SK-II, is a Procter & Gamble Beauty brand, launched in 1980 in Japan. SK-II is often considered one of the most expensive beauty brands in the world.


The history of SK-II goes back to the 1970s when a scientist in Japan noticed the very soft and youthful hands of women working in a Japanese saké brewery. After years of research the scientists were able to isolate the natural, nutrient-rich liquid which they called Pitera.

In 1980, the Japanese branch of Max Factor acquired rights to the ingredient, and launched the first cosmetic product containing the ingredient: Max Factor Secret Key with Pitera. Although only modestly successful, its customer base was very loyal, so Max Factor expanded the range, renaming it Max Factor SK-II.[citation needed]

In the succeeding 15 years, Max Factor passed through the hands of five different owners, each of whom ignored the SK-II product, until 1995, when current owner Procter & Gamble executive and brand manager A.G. Lafley was sent to Japan to overhaul P&G's declining business in Asia. Lafley made several changes to the company, including several at Max Factor: Lafley discovered Japanese women disliked the brand, so he focused instead on the SK-II cream instead. Within five years, it became Japan's top prestige cosmetics brand, outselling Shiseido.[1] Today, its most popular products include its Facial Treatment Essence, Stempower Essence, and Stempower Cream.
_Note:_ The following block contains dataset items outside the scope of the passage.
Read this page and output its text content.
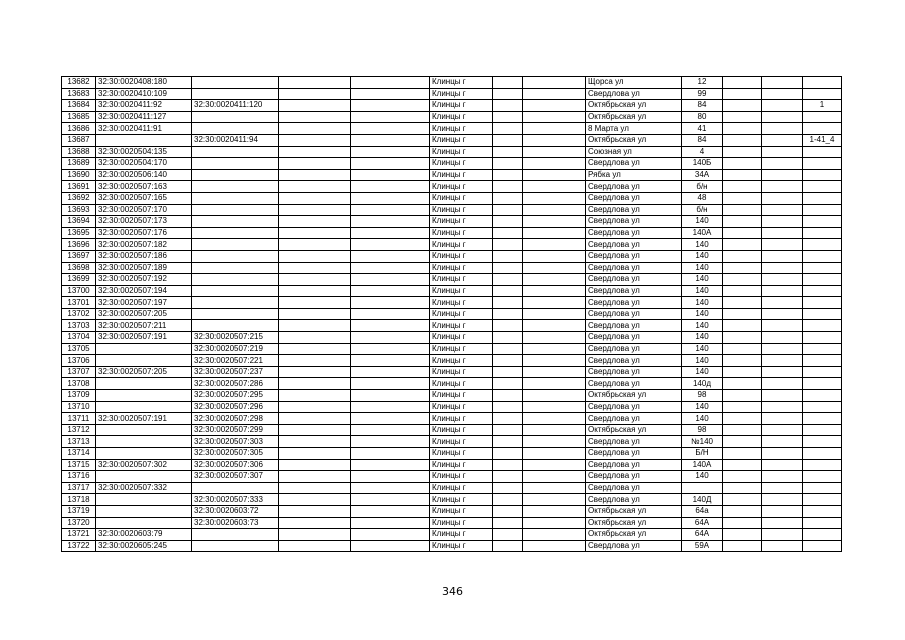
13682	32:30:0020408:180				Клинцы г			Щорса ул	12			
13683	32:30:0020410:109				Клинцы г			Свердлова ул	99			
13684	32:30:0020411:92	32:30:0020411:120			Клинцы г			Октябрьская ул	84			1
13685	32:30:0020411:127				Клинцы г			Октябрьская ул	80			
13686	32:30:0020411:91				Клинцы г			8 Марта ул	41			
13687		32:30:0020411:94			Клинцы г			Октябрьская ул	84			1-41_4
13688	32:30:0020504:135				Клинцы г			Союзная ул	4			
13689	32:30:0020504:170				Клинцы г			Свердлова ул	140Б			
13690	32:30:0020506:140				Клинцы г			Рябка ул	34А			
13691	32:30:0020507:163				Клинцы г			Свердлова ул	б/н			
13692	32:30:0020507:165				Клинцы г			Свердлова ул	48			
13693	32:30:0020507:170				Клинцы г			Свердлова ул	б/н			
13694	32:30:0020507:173				Клинцы г			Свердлова ул	140			
13695	32:30:0020507:176				Клинцы г			Свердлова ул	140А			
13696	32:30:0020507:182				Клинцы г			Свердлова ул	140			
13697	32:30:0020507:186				Клинцы г			Свердлова ул	140			
13698	32:30:0020507:189				Клинцы г			Свердлова ул	140			
13699	32:30:0020507:192				Клинцы г			Свердлова ул	140			
13700	32:30:0020507:194				Клинцы г			Свердлова ул	140			
13701	32:30:0020507:197				Клинцы г			Свердлова ул	140			
13702	32:30:0020507:205				Клинцы г			Свердлова ул	140			
13703	32:30:0020507:211				Клинцы г			Свердлова ул	140			
13704	32:30:0020507:191	32:30:0020507:215			Клинцы г			Свердлова ул	140			
13705		32:30:0020507:219			Клинцы г			Свердлова ул	140			
13706		32:30:0020507:221			Клинцы г			Свердлова ул	140			
13707	32:30:0020507:205	32:30:0020507:237			Клинцы г			Свердлова ул	140			
13708		32:30:0020507:286			Клинцы г			Свердлова ул	140д			
13709		32:30:0020507:295			Клинцы г			Октябрьская ул	98			
13710		32:30:0020507:296			Клинцы г			Свердлова ул	140			
13711	32:30:0020507:191	32:30:0020507:298			Клинцы г			Свердлова ул	140			
13712		32:30:0020507:299			Клинцы г			Октябрьская ул	98			
13713		32:30:0020507:303			Клинцы г			Свердлова ул	№140			
13714		32:30:0020507:305			Клинцы г			Свердлова ул	Б/Н			
13715	32:30:0020507:302	32:30:0020507:306			Клинцы г			Свердлова ул	140А			
13716		32:30:0020507:307			Клинцы г			Свердлова ул	140			
13717	32:30:0020507:332				Клинцы г			Свердлова ул				
13718		32:30:0020507:333			Клинцы г			Свердлова ул	140Д			
13719		32:30:0020603:72			Клинцы г			Октябрьская ул	64а			
13720		32:30:0020603:73			Клинцы г			Октябрьская ул	64А			
13721	32:30:0020603:79				Клинцы г			Октябрьская ул	64А			
13722	32:30:0020605:245				Клинцы г			Свердлова ул	59А			
346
SK-II has since expanded into several markets. Products sold outside of Asia do not bear the Max Factor name, however; the brand is simply called "SK-II". In Japan and most of Asia, SK-II is a sub-brand of Max Factor and still bears its name.

Toxic ingredients[edit]

In September 2006, the People's Republic of China halted all imports of SK-II products, after a consumer found traces of neodymium and chromium. Both are banned in cosmetics, and can cause allergic dermatitis and eczema. P&G withdrew several of the affected products, however there was much confusion on P&G's initial status on the subject.

One employee was quoted as stating: "We believe only a small batch of products suffered the problem", however, P&G's official press release defended the amount of the heavy metals found in the products as being "safe" and "insignificant to human health". Nonetheless, P&G withdrew several affected products, but continued selling the rest of the line, requiring consumers to sign a "safe product" agreement, in which they recognize that the SK-II products they bought are safe and release P&G of liability.[2]

However, by the end of that week, P&G had suspended sale of the brand altogether, shutting down its stores and pulling all products (including refund centers for affected items) from counters.